Now is the time for Ukrainian government to take the full responsibility for the decisions that are being made. World will stop buying Ukraine's victim status pretty soon if domestic economy will not make a pivotal shift to the market-based development model, which includes rational pricing policy and stimulating the entrepreneurial spirit.

It's not that easy to stop being a victim. You keep thinking that somebody else has to take care of you and your problems. But it's not the International Monetary Fund's headache to make the wages in Ukraine higher and it's not Barack Obama's direct responsibility to create new jobs in Ukraine. One might blame Russia's Vladimir Putin for decades for what's going wrong in Ukraine, but that simply doesn't reflect the state of the things.

Ukraine has been enjoying the poetry of Taras Shevchenko, a XIX-century preacher of the country's victim status, for too long. But Shevchenko simply can't provide the modern nation with all the answers it needs.

Same thing with Vyacheslav Chornovil, a Soviet dissident who ran for presidency in 1991 but lost competition to rival politician Leonid Kravchuk, a former communist. One may keep dreaming for ages on what would happen if Chornovil won the 1991 election campaign, but little would be changed even if he did. He was a follower of the dangerous victim psychology which has been ruining the Ukrainian mentality for too long.

The argument that the oligarchs keep exploitating the nation's resources for the sake of personal enrichment is pretty weak too. Ukraine's developing market is a pretty tough one, but no one keeps anyone from entering the competition on it. Local league of oligarchs hasn't seen any new faces for a while - for some reason, not too many dare to face the competition from Rinat Akhmetov, the country's richest man, and Igor Kolomoisky.

Take a look at Israel. After being a victim of the Nazi repressions, the country stopped pushing this argument at some point and realized that only the economic strength will allow it to enter the league of the world's truly great nations.

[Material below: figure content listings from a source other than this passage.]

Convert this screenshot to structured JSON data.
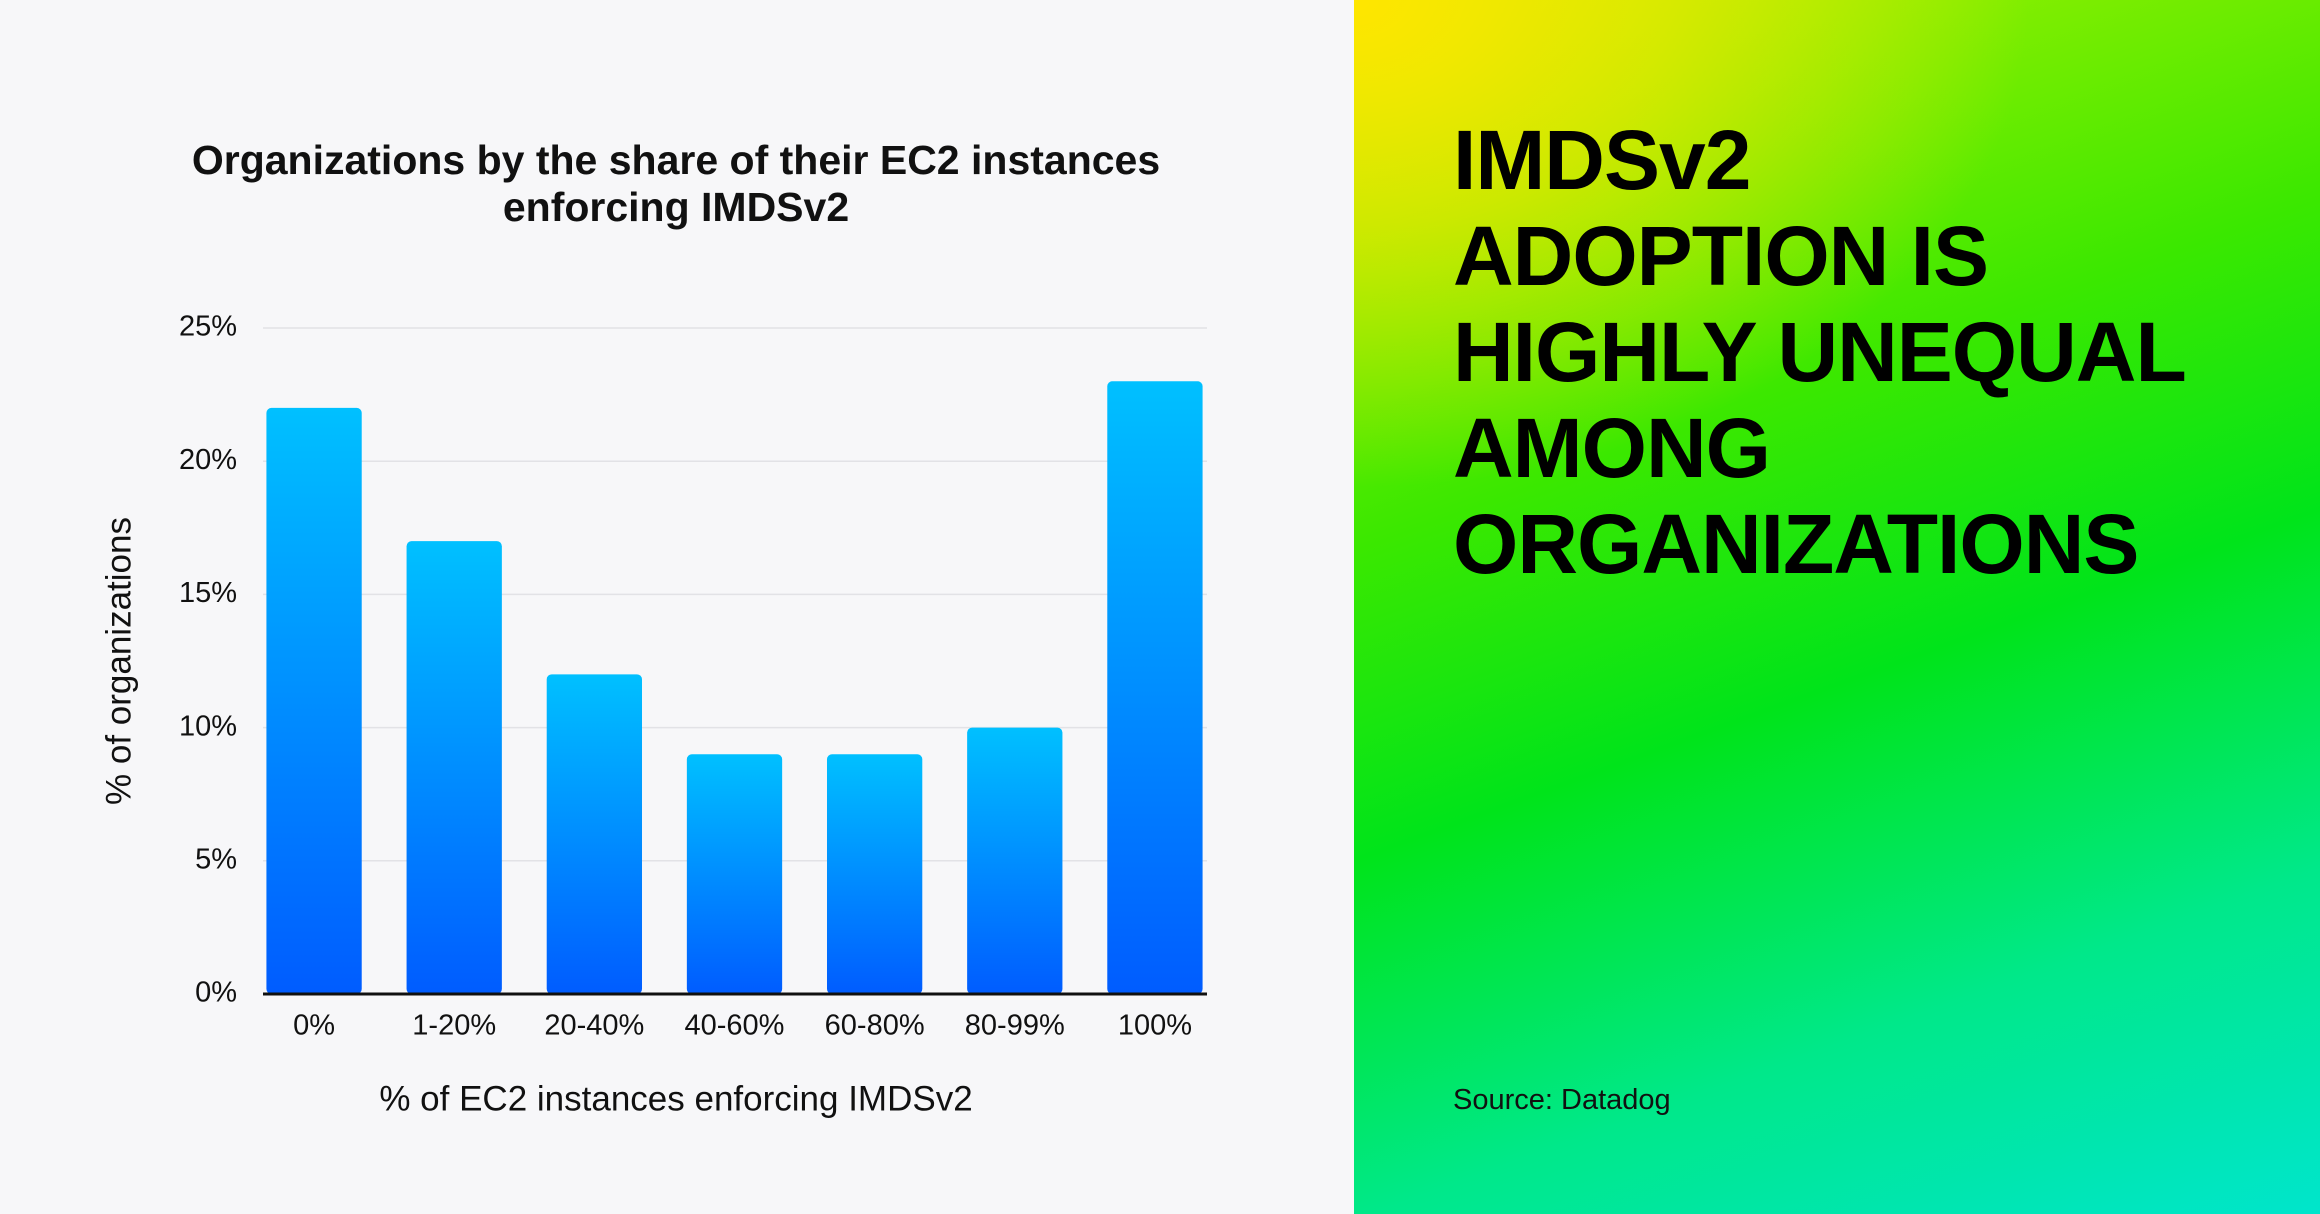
{
  "chart_data": {
    "type": "bar",
    "title": "Organizations by the share of their EC2 instances enforcing IMDSv2",
    "x_label": "% of EC2 instances enforcing IMDSv2",
    "y_label": "% of organizations",
    "categories": [
      "0%",
      "1-20%",
      "20-40%",
      "40-60%",
      "60-80%",
      "80-99%",
      "100%"
    ],
    "values": [
      22,
      17,
      12,
      9,
      9,
      10,
      23
    ],
    "color": "#0a84ff",
    "ylim": [
      0,
      25
    ],
    "yticks": [
      {
        "value": 0,
        "label": "0%"
      },
      {
        "value": 5,
        "label": "5%"
      },
      {
        "value": 10,
        "label": "10%"
      },
      {
        "value": 15,
        "label": "15%"
      },
      {
        "value": 20,
        "label": "20%"
      },
      {
        "value": 25,
        "label": "25%"
      }
    ],
    "grid": true
  },
  "headline": {
    "lines": [
      "IMDSv2",
      "ADOPTION IS",
      "HIGHLY UNEQUAL",
      "AMONG",
      "ORGANIZATIONS"
    ]
  },
  "source": "Source: Datadog"
}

It's Israel's tech sector that turned what used to be an orange exporter into an economically developed country that plays the leading role in the Eastern Mediterranean region.

It's too easy to view oneself as a victim. In such a case, you don't have to take the responsibility for the life you live and for the results you get. But it's wrong. In 1991, Ukraine made a choice to be independent, which means nobody - whether Russia or the West - will have to take care of the nation's business. It's the nation itself that has to take care of it.